Рон Хаббард - Внутренний враг
Я поднял правую руку. Что значит еще одна клятва для чиновника Аппарата? Я повторил за ним его слова. Он продолжал:
— Первое: конкуренция душит систему свободного предпринимательства. Второе: люди всего мира должны неустанно верить в то, что, пока всем владеет Д. Дж. Роксентер, они могут не опасаться деструктивных соперников. Третье: правительства должны постоянно понимать, что, пока они выполняют приказы Д. Дж. Роксентера, им обеспечена уйма конфликтов. Четвертое: банки и впредь должны знать, что, пока Д. Дж. Роксентер получает прибыль, больше никто не достоин внимания. Пятое: мы стоим за демократию лишь до тех пор, пока она не мешает коммунизму. Шестое: система образования должна прививать населению мысль о необходимости легкой, безболезненной смерти — эвтаназии, массовых абортах и необходимости участия в собственном умерщвлении. Седьмое: только то, что хорошо для Д. Дж. Роксентера, хорошо для всех. Восьмое: Д. Дж. Роксентер — единственный член семьи, с кем необходимо считаться. И девятое: не доверяй никому. Даю нерушимую клятву заботиться о том, чтобы эти принципы вдалбли
вались каждому в мозги, и тем самым помочь мне, Роксентеру.
Я все это повторил, и он удовлетворенно сказал:
— Ну вот, дело сделано. Этого я не могу доверить никому другому. Я сам должен быть уверен.
В этот момент в другую дверь вошел Гробе. Он выглядел каким-то осунувшимся и всполошенным.
— Гробе, — обратился к нему Роксентер, усаживаясь за свой стол-алтарь, жуткий в этом красном освещении, — вот Инксвитч говорит, что кое-кто в последнее время совсем расшалился — изобретает дешевое горючее. Слышал ли ты когда-нибудь о Джероме Терренсе Уистере?

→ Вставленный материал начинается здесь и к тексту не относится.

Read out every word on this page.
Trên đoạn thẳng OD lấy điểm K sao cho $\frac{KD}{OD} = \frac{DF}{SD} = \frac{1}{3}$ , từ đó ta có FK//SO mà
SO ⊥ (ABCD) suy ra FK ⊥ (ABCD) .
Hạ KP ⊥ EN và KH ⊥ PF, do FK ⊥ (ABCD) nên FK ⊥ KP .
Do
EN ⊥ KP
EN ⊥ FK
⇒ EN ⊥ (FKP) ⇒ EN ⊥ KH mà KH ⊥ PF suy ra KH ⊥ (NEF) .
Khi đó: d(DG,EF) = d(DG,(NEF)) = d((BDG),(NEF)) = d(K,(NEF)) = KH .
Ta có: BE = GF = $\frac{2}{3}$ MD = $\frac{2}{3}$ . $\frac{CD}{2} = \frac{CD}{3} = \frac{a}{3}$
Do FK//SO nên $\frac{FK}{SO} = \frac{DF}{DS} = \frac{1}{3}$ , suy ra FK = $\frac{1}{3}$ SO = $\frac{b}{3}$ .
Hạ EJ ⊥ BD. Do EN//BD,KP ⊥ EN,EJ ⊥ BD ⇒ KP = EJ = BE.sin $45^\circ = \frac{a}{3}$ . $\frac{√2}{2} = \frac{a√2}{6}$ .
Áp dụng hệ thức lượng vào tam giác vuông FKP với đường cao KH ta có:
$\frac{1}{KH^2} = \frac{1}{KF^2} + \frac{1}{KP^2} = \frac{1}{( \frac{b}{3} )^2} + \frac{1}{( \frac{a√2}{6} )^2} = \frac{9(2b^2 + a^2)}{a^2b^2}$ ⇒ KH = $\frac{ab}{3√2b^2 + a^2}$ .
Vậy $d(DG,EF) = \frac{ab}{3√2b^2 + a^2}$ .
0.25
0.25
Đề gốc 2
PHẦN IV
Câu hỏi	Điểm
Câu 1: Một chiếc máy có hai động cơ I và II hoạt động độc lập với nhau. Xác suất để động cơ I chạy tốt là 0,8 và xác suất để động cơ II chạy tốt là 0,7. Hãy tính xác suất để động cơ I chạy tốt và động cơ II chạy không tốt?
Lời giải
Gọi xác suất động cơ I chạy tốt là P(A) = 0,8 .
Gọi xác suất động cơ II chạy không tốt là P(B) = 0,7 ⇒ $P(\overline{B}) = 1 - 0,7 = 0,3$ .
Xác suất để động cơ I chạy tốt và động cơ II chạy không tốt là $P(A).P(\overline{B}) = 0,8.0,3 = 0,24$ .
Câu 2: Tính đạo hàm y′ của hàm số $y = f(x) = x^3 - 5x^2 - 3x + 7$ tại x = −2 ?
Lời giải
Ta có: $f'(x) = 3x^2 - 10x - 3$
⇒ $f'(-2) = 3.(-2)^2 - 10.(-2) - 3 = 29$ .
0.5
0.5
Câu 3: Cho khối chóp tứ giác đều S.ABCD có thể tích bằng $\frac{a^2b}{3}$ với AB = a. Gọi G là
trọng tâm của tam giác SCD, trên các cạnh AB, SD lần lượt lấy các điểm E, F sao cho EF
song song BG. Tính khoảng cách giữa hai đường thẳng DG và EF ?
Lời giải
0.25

Семейный адвокат побелел как мел!
Я моментально ухватил ситуацию: Гробе так и не рассказал Роксентеру о том инциденте! Адвокат полагал, что этот человек мертв! Но аппаратная выучка вещь тонкая — я быстро нашелся что сказать:
— Откуда мистеру Гробсу слышать что-либо о нем? Представить себе не могу. Это же просто какой-то студент — выскочка. — Я подмигнул адвокату правым глазом так, чтобы
не видел Роксентер.
Адвокат стоял, наблюдая за мной, словно взвешивая то, что сказал прокурор. Роксентер продолжал:
— Сдается мне, что этот самый Уистер — серьезная угроза для общества. Изобрел дешевое горючее и отказался продать изобретение. — Он повернулся ко мне: — Ты все мне сказал или знаешь еще что-нибудь?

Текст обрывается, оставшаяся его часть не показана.